The ‘Rabat Plan of Action’, developed by the United Nations in 2012, lays down guidelines for determining what is – and what is not – hate speech under international law. The plan states, for example, that prohibitions should be aimed at ‘the advocacy of discriminatory hatred that constitutes incitement to hostility, discrimination, or violence, rather than the advocacy of hatred without regard to its tendency to incite action’.

It also establishes several tests to be applied to possible hate speech, such as the identity and influence of the speaker; frequency and volume of statements; and the likelihood of harm occurring as a direct and imminent result of the speech. Unfortunately, the guidelines have generally not been used by governments when developing their national laws.

Koenig draws attention to the need to understand the effect of online abuse and insults before determining whether more legal regulation is needed. ‘While the laws that we have continue to be powerful tools for balancing free speech with protection against violence’, she says, ‘we desperately need more empirical research to help us better understand the positive and negative effects that digital means of transmission have in fostering hate and increasing the likelihood of violence against targeted individuals and communities’.

Kemp also stresses the importance of other approaches, such as ‘raising awareness of the human rights framework through public education, police training and strong oversight mechanisms.

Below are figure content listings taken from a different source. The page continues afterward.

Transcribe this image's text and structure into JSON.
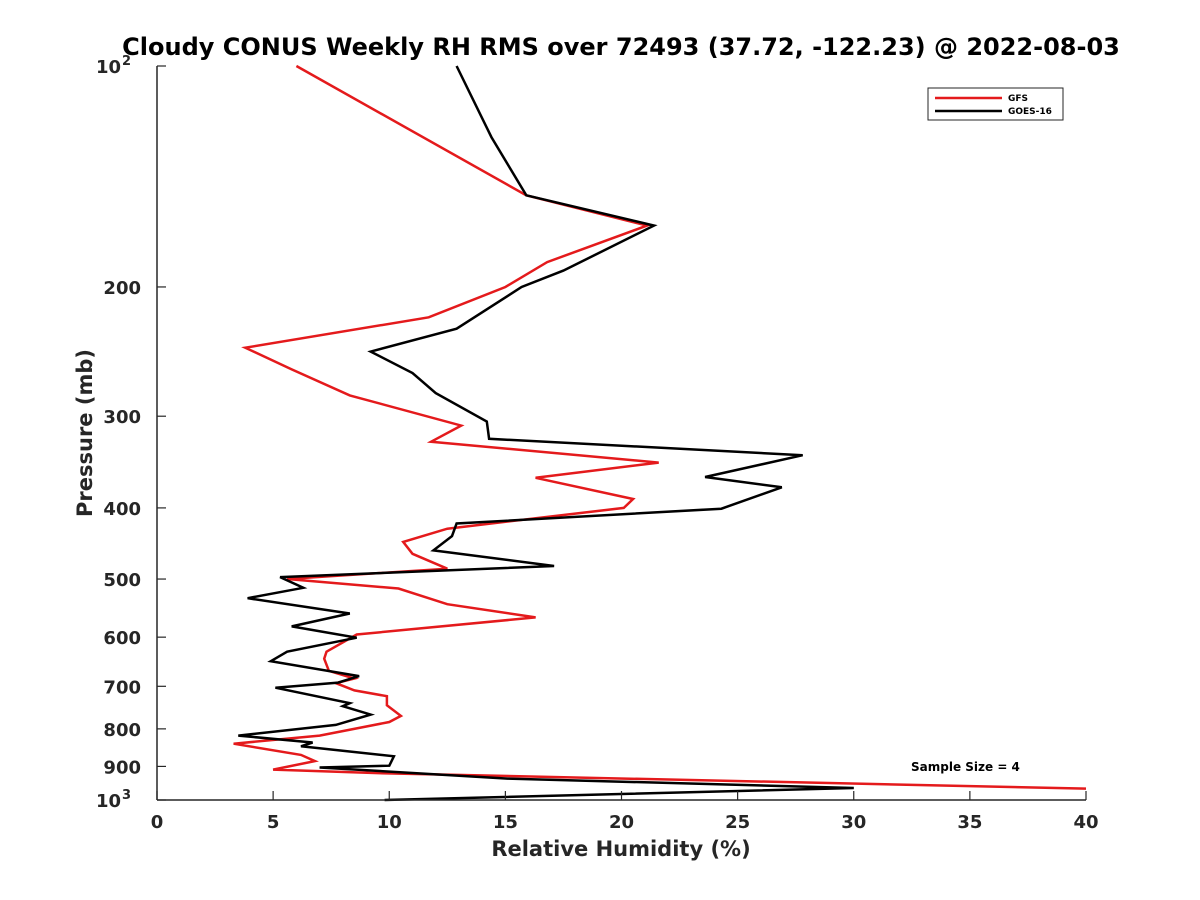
{
  "chart_data": {
    "type": "line",
    "title": "Cloudy CONUS Weekly RH RMS over 72493 (37.72, -122.23) @ 2022-08-03",
    "xlabel": "Relative Humidity (%)",
    "ylabel": "Pressure (mb)",
    "xlim": [
      0,
      40
    ],
    "ylim": [
      100,
      1000
    ],
    "y_scale": "log",
    "y_reversed": true,
    "x_ticks": [
      "0",
      "5",
      "10",
      "15",
      "20",
      "25",
      "30",
      "35",
      "40"
    ],
    "y_ticks": [
      {
        "value": 100,
        "base": "10",
        "exp": "2"
      },
      {
        "value": 200,
        "label": "200"
      },
      {
        "value": 300,
        "label": "300"
      },
      {
        "value": 400,
        "label": "400"
      },
      {
        "value": 500,
        "label": "500"
      },
      {
        "value": 600,
        "label": "600"
      },
      {
        "value": 700,
        "label": "700"
      },
      {
        "value": 800,
        "label": "800"
      },
      {
        "value": 900,
        "label": "900"
      },
      {
        "value": 1000,
        "base": "10",
        "exp": "3"
      }
    ],
    "legend_position": "top-right",
    "annotation": "Sample Size = 4",
    "series": [
      {
        "name": "GFS",
        "color": "#e41a1c",
        "points": [
          [
            6.0,
            100
          ],
          [
            15.9,
            150
          ],
          [
            21.1,
            165
          ],
          [
            16.8,
            185
          ],
          [
            15.0,
            200
          ],
          [
            11.7,
            220
          ],
          [
            3.8,
            242
          ],
          [
            5.8,
            259
          ],
          [
            8.3,
            281
          ],
          [
            13.1,
            309
          ],
          [
            11.8,
            325
          ],
          [
            21.6,
            347
          ],
          [
            16.3,
            364
          ],
          [
            20.5,
            389
          ],
          [
            20.1,
            400
          ],
          [
            12.5,
            427
          ],
          [
            10.6,
            445
          ],
          [
            11.0,
            462
          ],
          [
            12.5,
            484
          ],
          [
            5.6,
            500
          ],
          [
            10.4,
            515
          ],
          [
            12.5,
            541
          ],
          [
            16.3,
            564
          ],
          [
            8.6,
            595
          ],
          [
            7.3,
            628
          ],
          [
            7.2,
            642
          ],
          [
            7.4,
            667
          ],
          [
            8.5,
            683
          ],
          [
            7.7,
            693
          ],
          [
            8.5,
            709
          ],
          [
            9.9,
            722
          ],
          [
            9.9,
            743
          ],
          [
            10.5,
            768
          ],
          [
            10.0,
            783
          ],
          [
            7.0,
            817
          ],
          [
            3.3,
            838
          ],
          [
            6.2,
            868
          ],
          [
            6.8,
            885
          ],
          [
            5.0,
            909
          ],
          [
            9.9,
            920
          ],
          [
            40.0,
            965
          ]
        ]
      },
      {
        "name": "GOES-16",
        "color": "#000000",
        "points": [
          [
            12.9,
            100
          ],
          [
            14.4,
            125
          ],
          [
            15.9,
            150
          ],
          [
            21.4,
            165
          ],
          [
            17.5,
            190
          ],
          [
            15.7,
            200
          ],
          [
            12.9,
            228
          ],
          [
            9.2,
            245
          ],
          [
            11.0,
            262
          ],
          [
            12.0,
            279
          ],
          [
            14.2,
            305
          ],
          [
            14.3,
            322
          ],
          [
            27.8,
            339
          ],
          [
            23.6,
            363
          ],
          [
            26.9,
            375
          ],
          [
            24.3,
            401
          ],
          [
            12.9,
            420
          ],
          [
            12.7,
            437
          ],
          [
            11.9,
            457
          ],
          [
            17.1,
            480
          ],
          [
            5.3,
            497
          ],
          [
            6.3,
            514
          ],
          [
            3.9,
            531
          ],
          [
            8.3,
            557
          ],
          [
            5.8,
            580
          ],
          [
            8.6,
            601
          ],
          [
            5.6,
            628
          ],
          [
            4.9,
            647
          ],
          [
            8.7,
            678
          ],
          [
            7.8,
            692
          ],
          [
            5.1,
            703
          ],
          [
            8.3,
            738
          ],
          [
            8.0,
            745
          ],
          [
            9.2,
            765
          ],
          [
            7.7,
            790
          ],
          [
            3.5,
            817
          ],
          [
            6.7,
            835
          ],
          [
            6.2,
            845
          ],
          [
            10.2,
            872
          ],
          [
            10.0,
            898
          ],
          [
            7.0,
            903
          ],
          [
            15.1,
            935
          ],
          [
            30.0,
            963
          ],
          [
            9.8,
            1000
          ]
        ]
      }
    ]
  }
}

Education about the importance and legal framework of freedom of speech and about the damage that incitement of hate can do would both go a long way toward that goal’.

While we need to use the law to protect individuals and groups against language which is likely to incite violence, the law has not always been judged the right vehicle to address all insulting words or offensive phrases, no matter how repulsive we may find them.

In a recent instance, Canadian comedian Mike Ward was convicted for ridiculing a disabled child singer, including mocking physical aspects of his disability. The conviction was overturned by the Canadian Supreme Court in 2021 holding that the singer was targeted not because of his disability but because of his fame, and that while ‘making fun of a person’s physical characteristics may be repugnant […] expression of this kind does not, simply by being repugnant, incite others to detest or vilify the humanity of the person targeted’. It is worth noting though that the Court was split 5-4 in its decision, underlining the difficulty in reaching unanimity on such issues.

Perhaps then, the question that we need to ask is why, beyond fundamental international law definitions, agreement on what constitutes hate speech is so elusive? Are national governments guilty of pandering to perceived societal shifts for fear of losing votes? Are they trying to find a way to ‘fast-track’ or engineer widespread social change by means of the law? It’s not always easy to determine, but, if governments do not tread carefully, they risk doing more harm than good for their societies in the long term.